Where Student Housing Feels Connected

Peer on 7th

Student housing has always been about connection. A connection to campus, to class, to friends, and to the routines that shape the college experience. But as student living continues to evolve, connection is taking on new meaning. It can be physical, like a walkable site near campus, an activated streetscape, or a courtyard woven into daily life. It can be social, through shared kitchens, study lounges, chapter rooms, and amenity spaces that bring people together. And it can be emotional, creating a sense of belonging to a place, a community, or a tradition that extends beyond a single academic year.

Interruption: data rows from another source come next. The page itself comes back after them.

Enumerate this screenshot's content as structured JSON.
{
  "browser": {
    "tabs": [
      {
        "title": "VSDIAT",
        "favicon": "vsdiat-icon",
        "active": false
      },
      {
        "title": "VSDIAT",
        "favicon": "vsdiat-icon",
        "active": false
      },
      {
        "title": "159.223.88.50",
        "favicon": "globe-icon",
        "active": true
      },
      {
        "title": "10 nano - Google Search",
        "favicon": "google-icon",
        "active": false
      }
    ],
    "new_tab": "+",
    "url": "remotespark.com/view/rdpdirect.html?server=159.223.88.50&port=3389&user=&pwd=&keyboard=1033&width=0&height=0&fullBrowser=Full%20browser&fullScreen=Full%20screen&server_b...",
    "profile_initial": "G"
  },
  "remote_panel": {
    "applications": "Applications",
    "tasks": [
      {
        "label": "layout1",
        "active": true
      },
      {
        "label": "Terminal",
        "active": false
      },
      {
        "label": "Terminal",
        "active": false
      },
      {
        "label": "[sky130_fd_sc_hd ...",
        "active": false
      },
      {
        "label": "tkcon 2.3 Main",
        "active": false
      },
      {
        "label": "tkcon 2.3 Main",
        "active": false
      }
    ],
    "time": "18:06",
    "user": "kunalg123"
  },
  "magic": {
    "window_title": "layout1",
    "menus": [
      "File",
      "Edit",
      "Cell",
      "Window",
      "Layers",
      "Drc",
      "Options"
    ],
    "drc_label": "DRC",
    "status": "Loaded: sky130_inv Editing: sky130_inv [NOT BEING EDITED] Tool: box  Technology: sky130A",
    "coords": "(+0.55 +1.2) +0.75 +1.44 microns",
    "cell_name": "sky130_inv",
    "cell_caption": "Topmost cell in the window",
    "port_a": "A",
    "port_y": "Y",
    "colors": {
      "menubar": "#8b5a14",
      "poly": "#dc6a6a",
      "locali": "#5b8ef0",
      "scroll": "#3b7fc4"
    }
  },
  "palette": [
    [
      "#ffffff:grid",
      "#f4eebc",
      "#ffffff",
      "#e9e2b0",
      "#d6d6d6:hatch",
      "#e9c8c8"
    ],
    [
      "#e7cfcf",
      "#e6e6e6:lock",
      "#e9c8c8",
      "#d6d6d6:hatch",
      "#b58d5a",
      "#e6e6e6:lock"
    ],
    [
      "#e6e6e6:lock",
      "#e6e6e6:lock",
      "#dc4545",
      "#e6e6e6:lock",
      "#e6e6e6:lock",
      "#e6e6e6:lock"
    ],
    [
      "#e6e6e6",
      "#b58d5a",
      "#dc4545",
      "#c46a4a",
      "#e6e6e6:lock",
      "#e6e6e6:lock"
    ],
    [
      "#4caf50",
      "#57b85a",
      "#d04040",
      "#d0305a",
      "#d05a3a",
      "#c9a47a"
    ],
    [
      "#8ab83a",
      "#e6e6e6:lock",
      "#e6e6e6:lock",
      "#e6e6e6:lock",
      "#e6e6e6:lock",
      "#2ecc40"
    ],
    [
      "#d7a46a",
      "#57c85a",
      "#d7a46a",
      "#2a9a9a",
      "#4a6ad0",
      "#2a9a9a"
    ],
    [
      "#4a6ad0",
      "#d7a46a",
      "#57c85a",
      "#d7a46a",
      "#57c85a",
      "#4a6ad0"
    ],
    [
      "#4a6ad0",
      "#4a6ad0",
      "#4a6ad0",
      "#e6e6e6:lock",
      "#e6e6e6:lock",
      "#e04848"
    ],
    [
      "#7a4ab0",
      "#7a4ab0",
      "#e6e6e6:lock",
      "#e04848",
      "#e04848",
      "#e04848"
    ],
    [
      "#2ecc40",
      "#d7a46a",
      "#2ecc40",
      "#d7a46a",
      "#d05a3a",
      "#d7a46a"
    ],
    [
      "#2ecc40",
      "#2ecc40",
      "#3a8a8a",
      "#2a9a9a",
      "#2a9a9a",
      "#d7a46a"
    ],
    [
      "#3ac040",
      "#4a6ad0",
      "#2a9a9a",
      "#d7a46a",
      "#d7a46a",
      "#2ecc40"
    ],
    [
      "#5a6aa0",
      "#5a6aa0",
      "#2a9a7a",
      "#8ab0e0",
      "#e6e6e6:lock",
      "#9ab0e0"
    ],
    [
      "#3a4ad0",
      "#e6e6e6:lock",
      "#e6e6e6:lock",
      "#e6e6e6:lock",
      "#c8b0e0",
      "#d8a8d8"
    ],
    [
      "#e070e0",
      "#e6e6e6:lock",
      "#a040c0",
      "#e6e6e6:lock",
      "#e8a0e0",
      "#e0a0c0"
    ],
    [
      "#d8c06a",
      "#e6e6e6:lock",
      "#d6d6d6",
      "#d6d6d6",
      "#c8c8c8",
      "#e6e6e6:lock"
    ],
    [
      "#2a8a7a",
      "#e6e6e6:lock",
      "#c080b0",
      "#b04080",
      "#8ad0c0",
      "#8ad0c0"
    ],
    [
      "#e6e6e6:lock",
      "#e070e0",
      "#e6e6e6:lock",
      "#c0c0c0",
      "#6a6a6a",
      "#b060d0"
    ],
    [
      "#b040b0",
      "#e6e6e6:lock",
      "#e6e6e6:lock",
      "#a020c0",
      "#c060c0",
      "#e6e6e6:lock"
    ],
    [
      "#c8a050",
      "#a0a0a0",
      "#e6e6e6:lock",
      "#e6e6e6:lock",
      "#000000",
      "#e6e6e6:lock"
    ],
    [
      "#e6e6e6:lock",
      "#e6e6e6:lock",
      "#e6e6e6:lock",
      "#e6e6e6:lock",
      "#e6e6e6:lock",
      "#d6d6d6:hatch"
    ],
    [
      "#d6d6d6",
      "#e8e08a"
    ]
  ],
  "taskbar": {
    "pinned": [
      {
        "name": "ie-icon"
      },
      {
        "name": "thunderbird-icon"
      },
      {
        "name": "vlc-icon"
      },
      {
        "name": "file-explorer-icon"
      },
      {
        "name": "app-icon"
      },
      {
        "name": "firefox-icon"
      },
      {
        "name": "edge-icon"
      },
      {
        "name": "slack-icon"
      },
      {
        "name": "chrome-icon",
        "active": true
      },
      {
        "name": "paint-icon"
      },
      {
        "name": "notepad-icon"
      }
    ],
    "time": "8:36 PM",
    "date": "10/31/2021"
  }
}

The best student living environments make room for all of it. They support focus and rest, create opportunities for spontaneous interaction, and offer privacy without isolation. As students look for comfort, flexibility, wellness, safety, and convenience, and universities and developers navigate changing expectations, the design challenge is no longer simply to deliver beds. It is to create places that work for residents, clients, campuses, and the surrounding community.

Peer on 7th
Peer on 7th
Peer on 7th arrival lobby experience

Peer on 7th: Campus-Adjacent Living with an Urban Edge

Peer on 7th in Columbus, Ohio, reflects the evolution of student housing from campus proximity to a more connected living experience. Located steps from The Ohio State University and within walking distance of the Short North Arts District, the six-story, 125-unit community offers 200 fully furnished beds across studio, one-, two-, and three-bedroom apartments, supporting a range of lifestyles and levels of independence.

Designed to balance privacy and community, the project creates opportunities for connection, wellness, and productivity through shared amenities including a rooftop terrace, courtyard with firepits, fitness center, and study lounge. Its massing responds to the surrounding neighborhood, while the pedestrian-friendly streetscape strengthens the relationship between campus, city, and everyday student life.

Recognized with the 2025 Student Housing Business Innovator Award for Best Architecture & Design in the under-400-bed category, Peer on 7th offers a strong example of where student housing is headed: connected to campus, integrated into the city, and designed around the daily experiences of the people who live there.

ADPi Sorority House
Delta Gamma at NC State

Greek Housing: Designing for Identity and Belonging

Greek housing adds another layer to student living: identity. Chapter houses are more than residences. They are gathering places, leadership spaces, recruitment tools, alumni touchpoints, and physical expressions of an organization’s values and traditions.

In our Greek housing work, including Delta Gamma and ADPi at NC State, we design for both the everyday and the memorable including supporting study, meals, meetings, rest, and connection while creating spaces that reflect each chapter’s character and legacy.

Whether reimagining an existing house or designing new spaces for the next generation, the goal is the same: to create a home that feels personal, functional, welcoming, and deeply connected to the people who use it.

ADPi Grand Staircase

A Broader View of Student Housing

Cline’s student housing work spans purpose-built communities, mixed-use and campus-adjacent environments, and Greek housing rooted in identity and tradition. Across project types, our integrated expertise in architecture, interior design, landscape architecture, planning, and brand design helps create places that are both functional and meaningful.

The common thread is connection. Connection to campus, to community, to identity, and to the daily experiences that shape student life.

Because where students live matters. It influences how they learn, gather, build independence, and feel part of something larger. When designed with care, student housing becomes more than a place to stay. It becomes part of the college experience itself.